Da die obigen Ausführungen zeigen, daß der Sachverhalt in wesentlichen Punkten einer Ergänzung bedarf bzw. Verfahrensvorschriften außer acht gelassen wurden, bei deren Einhaltung die belangte Behörde zu einem anderen Bescheid hätte kommen können, war der angefochtene Bescheid gemäß § 42 Abs. 2 Z. 3 lit. b und c VwGG wegen Rechtswidrigkeit infolge Verletzung von Verfahrensvorschriften aufzuheben.

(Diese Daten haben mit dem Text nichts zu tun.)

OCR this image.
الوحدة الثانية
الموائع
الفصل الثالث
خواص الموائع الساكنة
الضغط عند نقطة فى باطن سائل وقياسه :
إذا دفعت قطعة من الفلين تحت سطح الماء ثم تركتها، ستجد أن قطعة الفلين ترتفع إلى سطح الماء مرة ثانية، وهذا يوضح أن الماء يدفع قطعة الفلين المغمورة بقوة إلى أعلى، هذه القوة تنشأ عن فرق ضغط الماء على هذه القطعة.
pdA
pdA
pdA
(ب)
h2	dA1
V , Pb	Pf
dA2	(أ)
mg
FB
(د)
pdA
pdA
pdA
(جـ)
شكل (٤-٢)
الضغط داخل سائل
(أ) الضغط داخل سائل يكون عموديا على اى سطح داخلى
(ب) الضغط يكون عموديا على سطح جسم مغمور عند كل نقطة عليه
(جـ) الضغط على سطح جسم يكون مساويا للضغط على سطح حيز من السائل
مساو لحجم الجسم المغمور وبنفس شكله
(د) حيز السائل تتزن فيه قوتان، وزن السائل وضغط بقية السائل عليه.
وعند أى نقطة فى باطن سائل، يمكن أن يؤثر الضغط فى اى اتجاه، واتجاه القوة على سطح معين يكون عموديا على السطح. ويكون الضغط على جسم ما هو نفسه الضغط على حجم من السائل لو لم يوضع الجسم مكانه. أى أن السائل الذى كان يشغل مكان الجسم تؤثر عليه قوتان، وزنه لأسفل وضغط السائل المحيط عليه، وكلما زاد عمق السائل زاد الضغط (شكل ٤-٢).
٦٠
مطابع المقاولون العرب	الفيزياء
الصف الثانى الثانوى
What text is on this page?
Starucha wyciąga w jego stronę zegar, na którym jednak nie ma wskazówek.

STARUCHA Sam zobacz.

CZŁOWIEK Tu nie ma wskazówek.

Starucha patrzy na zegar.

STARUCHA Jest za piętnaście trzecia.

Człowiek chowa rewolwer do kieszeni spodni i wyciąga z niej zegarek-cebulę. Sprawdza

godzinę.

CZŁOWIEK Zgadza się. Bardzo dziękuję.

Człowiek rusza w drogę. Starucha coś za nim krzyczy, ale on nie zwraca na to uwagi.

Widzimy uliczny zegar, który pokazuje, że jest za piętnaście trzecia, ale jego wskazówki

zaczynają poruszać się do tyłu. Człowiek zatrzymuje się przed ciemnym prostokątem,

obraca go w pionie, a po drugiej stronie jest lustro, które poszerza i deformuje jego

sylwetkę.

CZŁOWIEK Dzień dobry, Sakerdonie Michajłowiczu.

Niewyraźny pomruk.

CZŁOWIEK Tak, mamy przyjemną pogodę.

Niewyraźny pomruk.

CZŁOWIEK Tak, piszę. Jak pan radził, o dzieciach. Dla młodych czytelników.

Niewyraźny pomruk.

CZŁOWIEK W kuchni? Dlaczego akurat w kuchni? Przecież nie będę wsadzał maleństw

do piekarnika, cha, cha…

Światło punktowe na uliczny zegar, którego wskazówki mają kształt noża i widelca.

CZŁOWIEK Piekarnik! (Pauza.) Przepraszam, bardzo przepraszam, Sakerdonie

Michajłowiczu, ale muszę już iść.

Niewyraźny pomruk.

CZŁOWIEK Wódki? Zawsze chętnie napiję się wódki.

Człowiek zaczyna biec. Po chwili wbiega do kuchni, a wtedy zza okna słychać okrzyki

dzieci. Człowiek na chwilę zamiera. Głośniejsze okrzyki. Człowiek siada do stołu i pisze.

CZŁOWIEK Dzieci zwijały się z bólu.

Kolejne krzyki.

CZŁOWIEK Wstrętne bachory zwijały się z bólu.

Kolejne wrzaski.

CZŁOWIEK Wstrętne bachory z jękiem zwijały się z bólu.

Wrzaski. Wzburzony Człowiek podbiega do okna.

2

Von der Durchführung der von der Erstbeschwerdeführerin beantragten Verhandlung konnte gemäß § 39 Abs. 2 Z. 3 VwGG abgesehen werden.
Die Entscheidungen über den Aufwandersatz gründen sich auf die §§ 47 ff. VwGG in Verbindung mit der Verordnung BGBl. Nr. 104/1991. Die Abweisung des Mehrbegehrens der Erstbeschwerdeführerin betrifft Stempelgebühren für eine nicht erforderliche Beschwerdeausfertigung. Da der in der zitierten Verordnung für den Schriftsatzaufwand vorgesehene Betrag eine Pauschalsumme darstellt, ist ein gesonderter Zuspruch für Umsatzsteuer nicht möglich, wie dies die Zweitbeschwerdeführerin beantragte. Im übrigen waren Stempelgebühren nur für die Vollmacht zuzuerkennen, zumal sonst die Gemeinde nach dem Gebührengesetz keine Stempelgebühren zu entrichten hat.